Veredas (Sep 2022)
Literatura e violência: entrevista com Tatiana Salem Levy
Abstract
O cenário da literatura brasileira contemporânea de autoria feminina e, por extensão, os estudos críticos, especialmente de vertente feminista que têm nela seu escopo, apontam para a emergência de visibilidade e legitimação das singularidades das autoras, suas demandas temáticas e suas assinaturas estéticas, mormente nucleadas por complexos processos de interseccionalidade de gênero, classe, e relações étnico-raciais. Nesse sentido, Figueiredo (2020), ao mapear a produção em prosa feminina brasileira do século XXI, constata que as escritoras têm demonstrado cada vez maior liberdade na escrita ficcional de aspectos que envolvem seus corpos, abordando temas como erotismo, gravidez, aborto, maternidade, estupro, incesto, relações abusivas, menstruação, TPM, distúrbios alimentares (anorexia e bulimia), automutilação, prostituição, lesbianidade, velhice (Figueiredo, 2020, p.11).
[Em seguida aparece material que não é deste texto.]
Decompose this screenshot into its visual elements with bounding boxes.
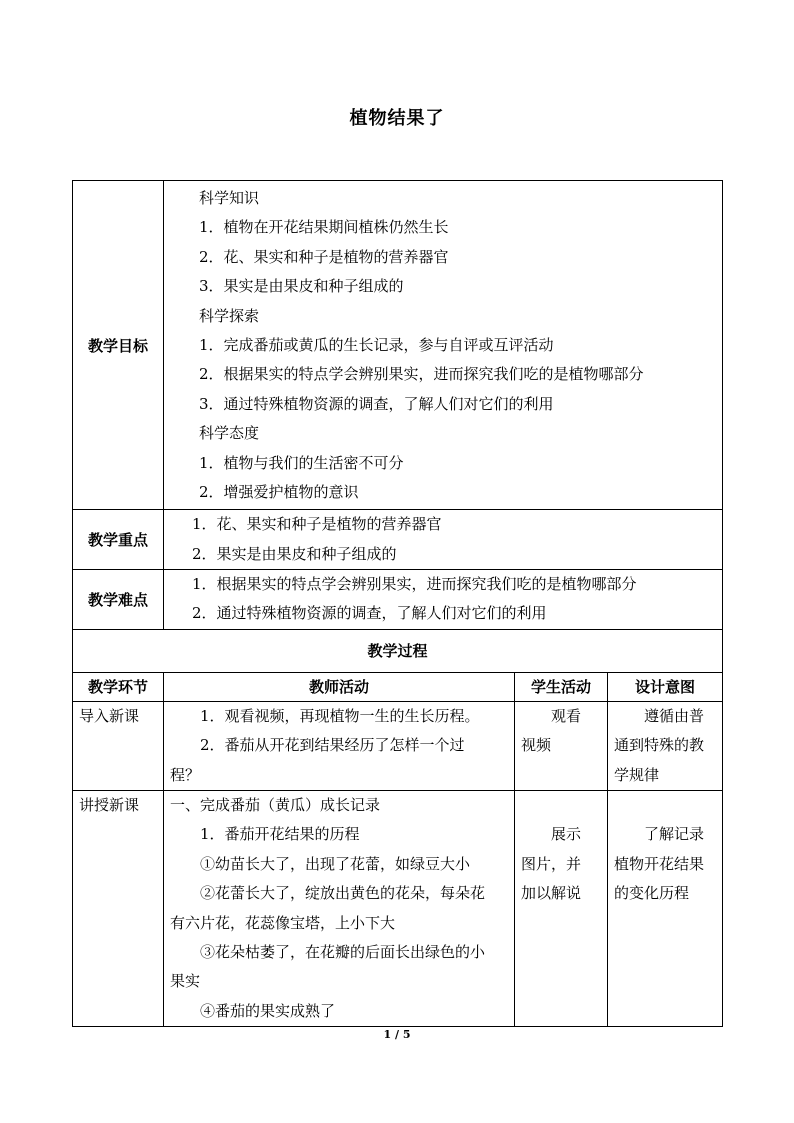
process-header-row xyxy=(73,672,723,701)
student-line: 视频 xyxy=(521,736,552,755)
objectives-row xyxy=(73,181,723,510)
objectives-line: 3．通过特殊植物资源的调查，了解人们对它们的利用 xyxy=(199,394,554,413)
process-title-row xyxy=(73,629,723,672)
difficulties-list xyxy=(164,570,722,629)
page-number: 1 / 5 xyxy=(383,1028,411,1041)
objectives-line: 1．植物与我们的生活密不可分 xyxy=(199,453,404,472)
intent-cell xyxy=(608,791,723,1027)
intent-line xyxy=(614,791,718,820)
intent-line: 学规律 xyxy=(614,765,660,784)
stage-cell xyxy=(73,791,164,1027)
objectives-line: 1．完成番茄或黄瓜的生长记录，参与自评或互评活动 xyxy=(199,335,554,354)
teacher-line: 1．观看视频，再现植物一生的生长历程。 xyxy=(170,706,480,725)
objectives-line: 科学态度 xyxy=(199,424,260,443)
teacher-line: 果实 xyxy=(170,972,201,991)
student-cell xyxy=(515,791,608,1027)
key-points-row xyxy=(73,510,723,570)
key-points-line: 1．花、果实和种子是植物的营养器官 xyxy=(192,515,442,534)
student-line: 图片，并 xyxy=(521,854,582,873)
intent-line: 植物开花结果 xyxy=(614,854,705,873)
objectives-list xyxy=(73,181,722,509)
key-points-label: 教学重点 xyxy=(73,510,164,570)
teacher-line: ②花蕾长大了，绽放出黄色的花朵，每朵花 xyxy=(170,884,486,903)
objectives-label: 教学目标 xyxy=(73,181,164,510)
teacher-line: 有六片花，花蕊像宝塔，上小下大 xyxy=(170,913,396,932)
lesson-plan-table xyxy=(72,180,723,1027)
difficulties-line: 1．根据果实的特点学会辨别果实，进而探究我们吃的是植物哪部分 xyxy=(192,575,637,594)
teacher-cell xyxy=(164,701,515,790)
key-points-list xyxy=(164,510,722,569)
intent-line: 遵循由普 xyxy=(614,706,705,725)
teacher-line: ④番茄的果实成熟了 xyxy=(170,1001,336,1020)
stage-cell xyxy=(73,701,164,790)
objectives-line: 科学知识 xyxy=(199,189,260,207)
objectives-line: 2．根据果实的特点学会辨别果实，进而探究我们吃的是植物哪部分 xyxy=(199,365,644,384)
key-points-line: 2．果实是由果皮和种子组成的 xyxy=(192,544,397,563)
difficulties-label: 教学难点 xyxy=(73,570,164,630)
difficulties-row xyxy=(73,570,723,630)
stage-label: 讲授新课 xyxy=(79,796,140,815)
header-intent: 设计意图 xyxy=(608,672,723,701)
teacher-line: ③花朵枯萎了，在花瓣的后面长出绿色的小 xyxy=(170,942,486,961)
intent-line: 通到特殊的教 xyxy=(614,736,705,755)
student-cell xyxy=(515,701,608,790)
student-line xyxy=(521,791,603,820)
objectives-line: 1．植物在开花结果期间植株仍然生长 xyxy=(199,218,449,237)
teacher-line: 一、完成番茄（黄瓜）成长记录 xyxy=(170,796,381,815)
header-stage: 教学环节 xyxy=(73,672,164,701)
process-row-teaching xyxy=(73,791,723,1027)
intent-line: 了解记录 xyxy=(614,825,705,844)
objectives-line: 3．果实是由果皮和种子组成的 xyxy=(199,277,404,296)
teacher-line: 1．番茄开花结果的历程 xyxy=(170,825,360,844)
difficulties-line: 2．通过特殊植物资源的调查，了解人们对它们的利用 xyxy=(192,604,547,623)
stage-label: 导入新课 xyxy=(79,706,140,725)
teacher-line: ①幼苗长大了，出现了花蕾，如绿豆大小 xyxy=(170,854,471,873)
intent-line: 的变化历程 xyxy=(614,884,690,903)
student-line: 展示 xyxy=(521,825,582,844)
objectives-line: 2．花、果实和种子是植物的营养器官 xyxy=(199,247,449,266)
student-line: 加以解说 xyxy=(521,884,582,903)
header-student: 学生活动 xyxy=(515,672,608,701)
objectives-line: 科学探索 xyxy=(199,306,260,325)
teacher-line: 2．番茄从开花到结果经历了怎样一个过 xyxy=(170,736,465,755)
process-row-intro xyxy=(73,701,723,790)
process-title: 教学过程 xyxy=(73,629,723,672)
teacher-cell xyxy=(164,791,515,1027)
intent-cell xyxy=(608,701,723,790)
teacher-line: 程？ xyxy=(170,765,201,784)
header-teacher: 教师活动 xyxy=(164,672,515,701)
document-title: 植物结果了 xyxy=(349,108,445,129)
objectives-line: 2．增强爱护植物的意识 xyxy=(199,482,359,501)
student-line: 观看 xyxy=(521,706,582,725)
A violência de gênero, tanto física quanto simbólica, que tem apresentado índices alarmantes, é legitimada ao se inscrever "em uma natureza biológica que é, por sua vez, ela própria uma construção naturalizada" (Bourdieu, 2015, p.33) e apresenta uma faceta objetiva, segundo Žižek (2015, p. 18), posto estar sustentada em uma "normalidade do nível zero contra a qual percebemos algo como subjetivamente violento". Vista Chinesa, último romance de Tatiana Salem Levy, emerge como exemplo de "formas essenciais de vulnerabilidade que inscrevem o corpo da mulher num quadro de relações assimétricas com consequências muitas vezes dramáticas" (Besse, 2018, p. 37) – levadas à experiência-limite do estupro e no trauma que constitui narrá-lo. Nesta entrevista, a autora discorre sobre essas e outras questões que incidem sobre seu fazer literário, sua condição de gênero e as reverberações necessárias no debate público.